I feel this way: there's got to be some evidence of sacrifice. If you're not willing to give anything up for that person, don't say you love them. Secondly, people will hurt you time and time again. Whether it be intentionally or unconsciously its bound to happen at some time. You have to be able to forgive. Third, you have to be able to feel safe with that person. Enough to let them in the deep, dark places that no one else is allowed.
If you gather all those things and place it with a level of passion and attraction Voila! You're in love! Sex is not love. We seem to know this and at the same time, we act like we don't. Sex has one purpose to bond two people, create life and of course pleasure. It sounds like 3 but its one. When the purpose for something is not known it will be abused. So people have taken an attribute out the total purpose and made it seem like thats the purpose.

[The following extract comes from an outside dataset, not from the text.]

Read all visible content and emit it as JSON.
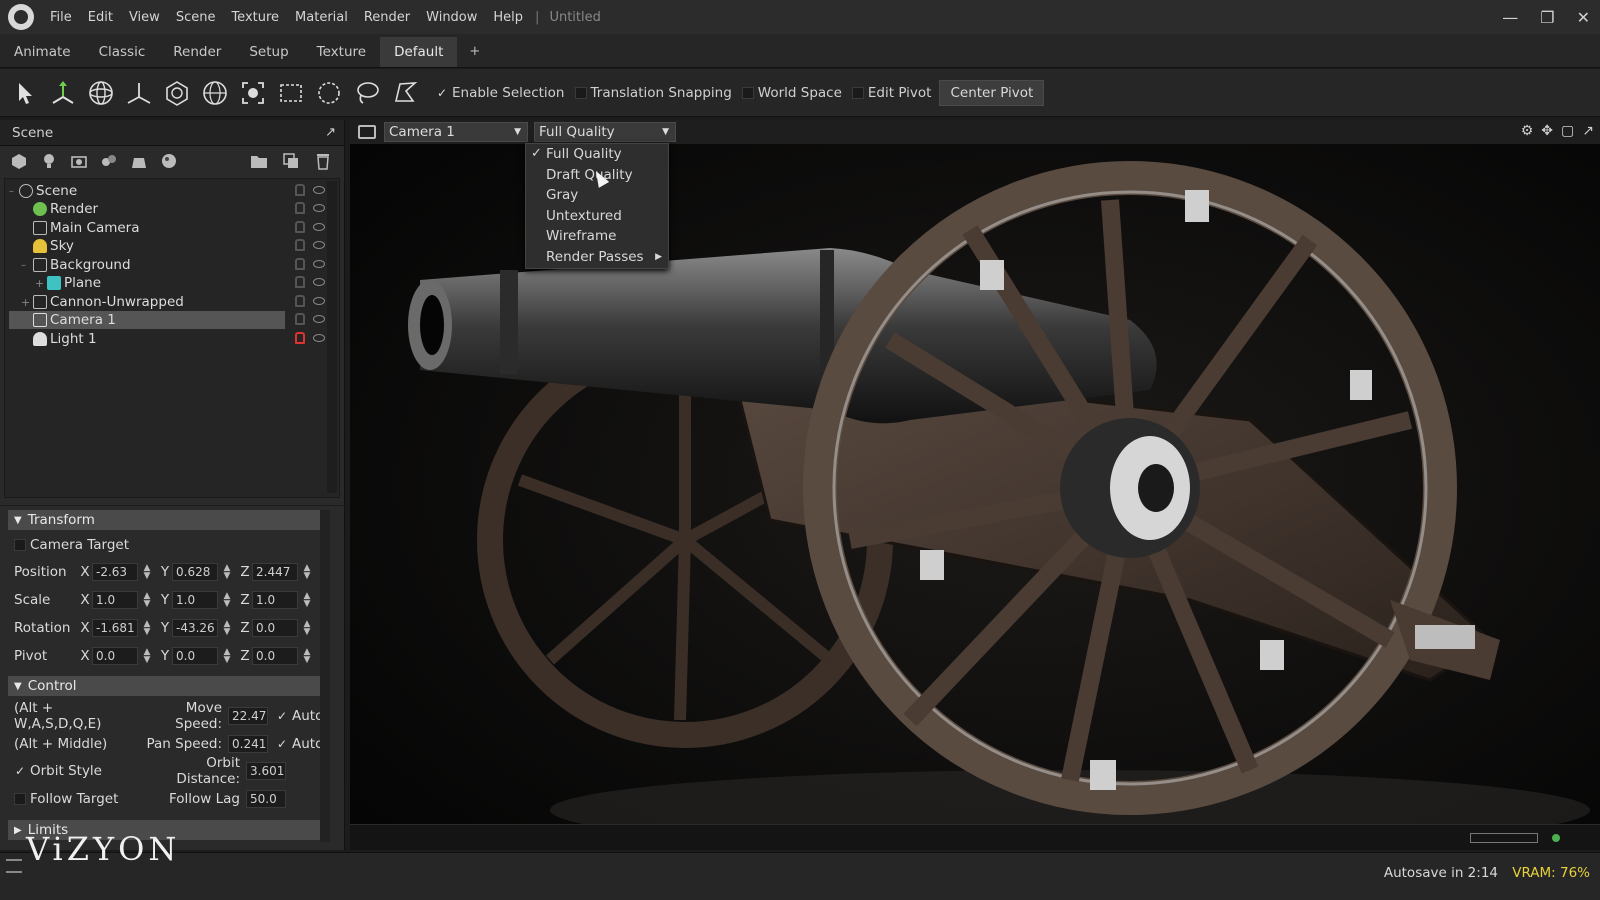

Well we know that the pleasure in sex is the sense of euphoria you feel by the release of chemicals through an orgasm. Giving you (mostly women) that 'loving' feeling.
So "being in love" can be accelerated by physical affection, constant communication and emotional pulls. This is also known as a soul tie.
My love test starts with this: 1 Corinthians 13:4
4 Love is patient, love is kind. It does not envy, it does not boast, it is not proud. 5 It does not dishonor others, it is not self-seeking, it is not easily angered, it keeps no record of wrongs. 6 Love does not delight in evil but rejoices with the truth. 7 It always protects, always trusts, always hopes, always perseveres.
And that's just the beginning, being in love is still not the same as staying in love. I do believe that love(the action) is a choice and something that you have to practice.
It's such a complicated thing only because you never can know how another person will react or what their thoughts, emotions and history's are. I am a cautious person. Best believe that if I say that I'm in love with someone, that that love has been tested without a doubt.